Graphs are similar to trees, except that its nodes have at least one predecessor. If the nodes of a graph comply with the following conditions, the graph is said to have a graph structure, or it is a graph:

- A distinguished node Source precedes all nodes, which does not have a predecessor
- A distinguished node Sink succeeds all nodes which does not have a successor
- Exactly one node has no predecessor (the Source)
- Exactly one node has no successor (the Sink)
- All other nodes have at least one predecessor, and at least one successor

Nodes which have more than one predecessor are targets of more than one path, like the paths [Joan, Bob] and [Joan, Neil, Bob] in this example.

There are two alternatives how we can represent a graph:

- Node-oriented (all examples we have seen so far)
- Edge-oriented

If a graph is represented as edge-oriented, its edges are used as nodes, and the nodes as edges.
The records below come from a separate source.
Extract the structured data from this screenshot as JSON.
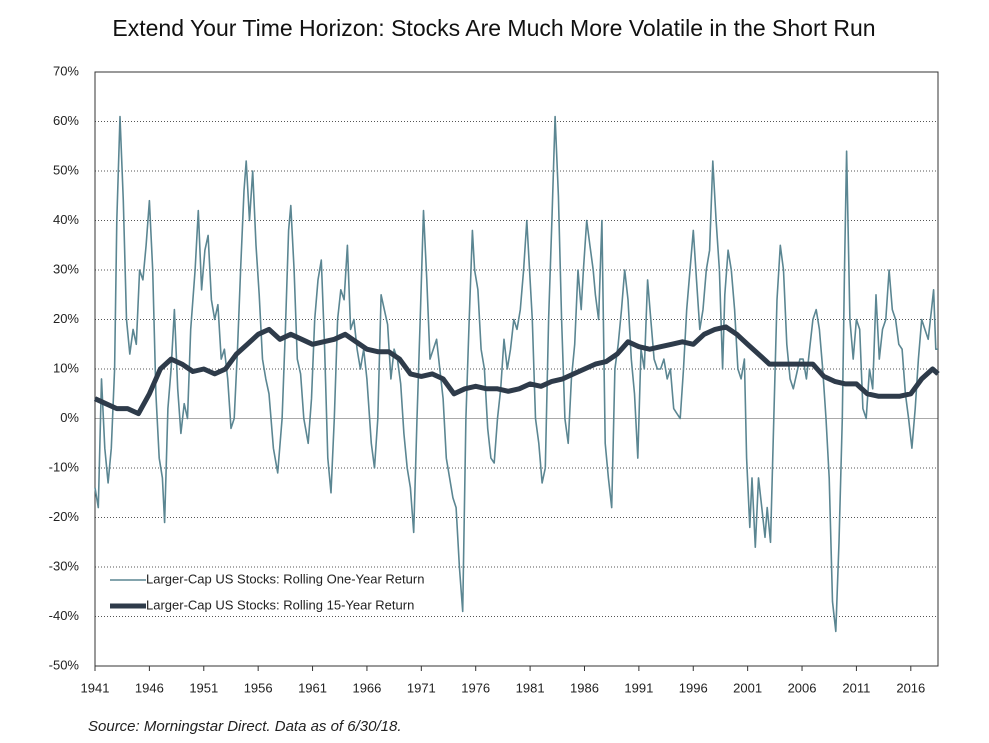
{
  "chart_data": {
    "type": "line",
    "title": "Extend Your Time Horizon: Stocks Are Much More Volatile in the Short Run",
    "source": "Source: Morningstar Direct. Data as of 6/30/18.",
    "xlim": [
      1941,
      2018.5
    ],
    "xticks": [
      1941,
      1946,
      1951,
      1956,
      1961,
      1966,
      1971,
      1976,
      1981,
      1986,
      1991,
      1996,
      2001,
      2006,
      2011,
      2016
    ],
    "ylim": [
      -50,
      70
    ],
    "yticks": [
      {
        "value": -50,
        "label": "-50%"
      },
      {
        "value": -40,
        "label": "-40%"
      },
      {
        "value": -30,
        "label": "-30%"
      },
      {
        "value": -20,
        "label": "-20%"
      },
      {
        "value": -10,
        "label": "-10%"
      },
      {
        "value": 0,
        "label": "0%"
      },
      {
        "value": 10,
        "label": "10%"
      },
      {
        "value": 20,
        "label": "20%"
      },
      {
        "value": 30,
        "label": "30%"
      },
      {
        "value": 40,
        "label": "40%"
      },
      {
        "value": 50,
        "label": "50%"
      },
      {
        "value": 60,
        "label": "60%"
      },
      {
        "value": 70,
        "label": "70%"
      }
    ],
    "grid": true,
    "legend": "lower left",
    "series": [
      {
        "name": "Larger-Cap US Stocks: Rolling One-Year Return",
        "color": "#5b8692",
        "width": 1.6,
        "x": [
          1941.0,
          1941.3,
          1941.6,
          1941.9,
          1942.2,
          1942.5,
          1942.8,
          1943.0,
          1943.3,
          1943.6,
          1943.9,
          1944.2,
          1944.5,
          1944.8,
          1945.1,
          1945.4,
          1945.7,
          1946.0,
          1946.3,
          1946.6,
          1946.9,
          1947.2,
          1947.4,
          1947.7,
          1948.0,
          1948.3,
          1948.6,
          1948.9,
          1949.2,
          1949.5,
          1949.8,
          1950.2,
          1950.5,
          1950.8,
          1951.1,
          1951.4,
          1951.7,
          1952.0,
          1952.3,
          1952.6,
          1952.9,
          1953.2,
          1953.5,
          1953.8,
          1954.1,
          1954.4,
          1954.7,
          1954.9,
          1955.2,
          1955.5,
          1955.8,
          1956.1,
          1956.4,
          1956.7,
          1957.0,
          1957.4,
          1957.8,
          1958.2,
          1958.5,
          1958.8,
          1959.0,
          1959.3,
          1959.6,
          1959.9,
          1960.2,
          1960.6,
          1960.9,
          1961.2,
          1961.5,
          1961.8,
          1962.1,
          1962.4,
          1962.7,
          1963.0,
          1963.3,
          1963.6,
          1963.9,
          1964.2,
          1964.5,
          1964.8,
          1965.1,
          1965.4,
          1965.7,
          1966.0,
          1966.4,
          1966.7,
          1967.0,
          1967.3,
          1967.6,
          1967.9,
          1968.2,
          1968.5,
          1968.8,
          1969.1,
          1969.4,
          1969.7,
          1970.0,
          1970.3,
          1970.6,
          1970.9,
          1971.2,
          1971.5,
          1971.8,
          1972.1,
          1972.4,
          1972.7,
          1973.0,
          1973.3,
          1973.6,
          1973.9,
          1974.2,
          1974.5,
          1974.8,
          1975.1,
          1975.4,
          1975.7,
          1975.9,
          1976.2,
          1976.5,
          1976.8,
          1977.1,
          1977.4,
          1977.7,
          1978.0,
          1978.3,
          1978.6,
          1978.9,
          1979.2,
          1979.5,
          1979.8,
          1980.1,
          1980.4,
          1980.7,
          1980.9,
          1981.2,
          1981.5,
          1981.8,
          1982.1,
          1982.4,
          1982.7,
          1983.0,
          1983.3,
          1983.6,
          1983.9,
          1984.2,
          1984.5,
          1984.8,
          1985.1,
          1985.4,
          1985.7,
          1985.9,
          1986.2,
          1986.5,
          1986.8,
          1987.0,
          1987.3,
          1987.6,
          1987.9,
          1988.2,
          1988.5,
          1988.8,
          1989.1,
          1989.4,
          1989.7,
          1990.0,
          1990.3,
          1990.6,
          1990.9,
          1991.2,
          1991.5,
          1991.8,
          1992.1,
          1992.4,
          1992.7,
          1993.0,
          1993.3,
          1993.6,
          1993.9,
          1994.2,
          1994.5,
          1994.8,
          1995.1,
          1995.4,
          1995.7,
          1996.0,
          1996.3,
          1996.6,
          1996.9,
          1997.2,
          1997.5,
          1997.8,
          1998.1,
          1998.4,
          1998.7,
          1998.9,
          1999.2,
          1999.5,
          1999.8,
          2000.1,
          2000.4,
          2000.7,
          2000.9,
          2001.2,
          2001.4,
          2001.7,
          2002.0,
          2002.3,
          2002.6,
          2002.8,
          2003.1,
          2003.4,
          2003.7,
          2004.0,
          2004.3,
          2004.6,
          2004.9,
          2005.2,
          2005.5,
          2005.8,
          2006.1,
          2006.4,
          2006.7,
          2007.0,
          2007.3,
          2007.6,
          2007.9,
          2008.2,
          2008.5,
          2008.8,
          2009.1,
          2009.4,
          2009.7,
          2009.9,
          2010.1,
          2010.4,
          2010.7,
          2011.0,
          2011.3,
          2011.6,
          2011.9,
          2012.2,
          2012.5,
          2012.8,
          2013.1,
          2013.4,
          2013.7,
          2014.0,
          2014.3,
          2014.6,
          2014.9,
          2015.2,
          2015.5,
          2015.8,
          2016.1,
          2016.4,
          2016.7,
          2017.0,
          2017.3,
          2017.6,
          2017.9,
          2018.1,
          2018.3,
          2018.5
        ],
        "values": [
          -14,
          -18,
          8,
          -6,
          -13,
          -6,
          10,
          40,
          61,
          44,
          20,
          13,
          18,
          15,
          30,
          28,
          35,
          44,
          30,
          5,
          -8,
          -12,
          -21,
          2,
          10,
          22,
          6,
          -3,
          3,
          0,
          18,
          30,
          42,
          26,
          34,
          37,
          24,
          20,
          23,
          12,
          14,
          8,
          -2,
          0,
          14,
          31,
          46,
          52,
          40,
          50,
          35,
          25,
          12,
          8,
          5,
          -6,
          -11,
          0,
          18,
          38,
          43,
          30,
          12,
          9,
          0,
          -5,
          4,
          20,
          28,
          32,
          15,
          -8,
          -15,
          0,
          20,
          26,
          24,
          35,
          18,
          20,
          14,
          10,
          14,
          8,
          -5,
          -10,
          0,
          25,
          22,
          19,
          8,
          14,
          12,
          7,
          -3,
          -10,
          -14,
          -23,
          0,
          20,
          42,
          28,
          12,
          14,
          16,
          10,
          4,
          -8,
          -12,
          -16,
          -18,
          -30,
          -39,
          0,
          20,
          38,
          30,
          26,
          14,
          10,
          -2,
          -8,
          -9,
          0,
          6,
          16,
          10,
          14,
          20,
          18,
          22,
          30,
          40,
          32,
          20,
          0,
          -5,
          -13,
          -10,
          20,
          40,
          61,
          45,
          20,
          0,
          -5,
          8,
          15,
          30,
          22,
          30,
          40,
          35,
          30,
          25,
          20,
          40,
          -5,
          -12,
          -18,
          10,
          15,
          22,
          30,
          24,
          12,
          5,
          -8,
          14,
          10,
          28,
          20,
          12,
          10,
          10,
          12,
          8,
          10,
          2,
          1,
          0,
          10,
          22,
          30,
          38,
          28,
          18,
          22,
          30,
          34,
          52,
          40,
          30,
          10,
          25,
          34,
          30,
          22,
          10,
          8,
          12,
          -8,
          -22,
          -12,
          -26,
          -12,
          -18,
          -24,
          -18,
          -25,
          0,
          24,
          35,
          30,
          15,
          8,
          6,
          9,
          12,
          12,
          8,
          14,
          20,
          22,
          18,
          10,
          0,
          -12,
          -37,
          -43,
          -25,
          0,
          30,
          54,
          20,
          12,
          20,
          18,
          2,
          0,
          10,
          6,
          25,
          12,
          18,
          20,
          30,
          22,
          20,
          15,
          14,
          5,
          0,
          -6,
          2,
          12,
          20,
          18,
          16,
          22,
          26,
          14,
          14
        ]
      },
      {
        "name": "Larger-Cap US Stocks: Rolling 15-Year Return",
        "color": "#2e3b4a",
        "width": 5,
        "x": [
          1941,
          1942,
          1943,
          1944,
          1945,
          1946,
          1947,
          1948,
          1949,
          1950,
          1951,
          1952,
          1953,
          1954,
          1955,
          1956,
          1957,
          1958,
          1959,
          1960,
          1961,
          1962,
          1963,
          1964,
          1965,
          1966,
          1967,
          1968,
          1969,
          1970,
          1971,
          1972,
          1973,
          1974,
          1975,
          1976,
          1977,
          1978,
          1979,
          1980,
          1981,
          1982,
          1983,
          1984,
          1985,
          1986,
          1987,
          1988,
          1989,
          1990,
          1991,
          1992,
          1993,
          1994,
          1995,
          1996,
          1997,
          1998,
          1999,
          2000,
          2001,
          2002,
          2003,
          2004,
          2005,
          2006,
          2007,
          2008,
          2009,
          2010,
          2011,
          2012,
          2013,
          2014,
          2015,
          2016,
          2017,
          2018,
          2018.5
        ],
        "values": [
          4,
          3,
          2,
          2,
          1,
          5,
          10,
          12,
          11,
          9.5,
          10,
          9,
          10,
          13,
          15,
          17,
          18,
          16,
          17,
          16,
          15,
          15.5,
          16,
          17,
          15.5,
          14,
          13.5,
          13.5,
          12,
          9,
          8.5,
          9,
          8,
          5,
          6,
          6.5,
          6,
          6,
          5.5,
          6,
          7,
          6.5,
          7.5,
          8,
          9,
          10,
          11,
          11.5,
          13,
          15.5,
          14.5,
          14,
          14.5,
          15,
          15.5,
          15,
          17,
          18,
          18.5,
          17,
          15,
          13,
          11,
          11,
          11,
          11,
          11,
          8.5,
          7.5,
          7,
          7,
          5,
          4.5,
          4.5,
          4.5,
          5,
          8,
          10,
          9
        ]
      }
    ]
  }
}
In this form of representation, tails and heads of edges are also edges. Our example would then have:

- (Joan,Bob), (Joan,Neil), (Neil,Bob) and (Bob,Melanie) as its nodes
- ((Joan,Bob),(Bob,Melanie)), ((Joan,Neil),(Neil,Bob)), and ((Neil,Bob),(Bob,Melanie)) as its edges

We will discuss the expressive power of edge-oriented graphs in the next chapter.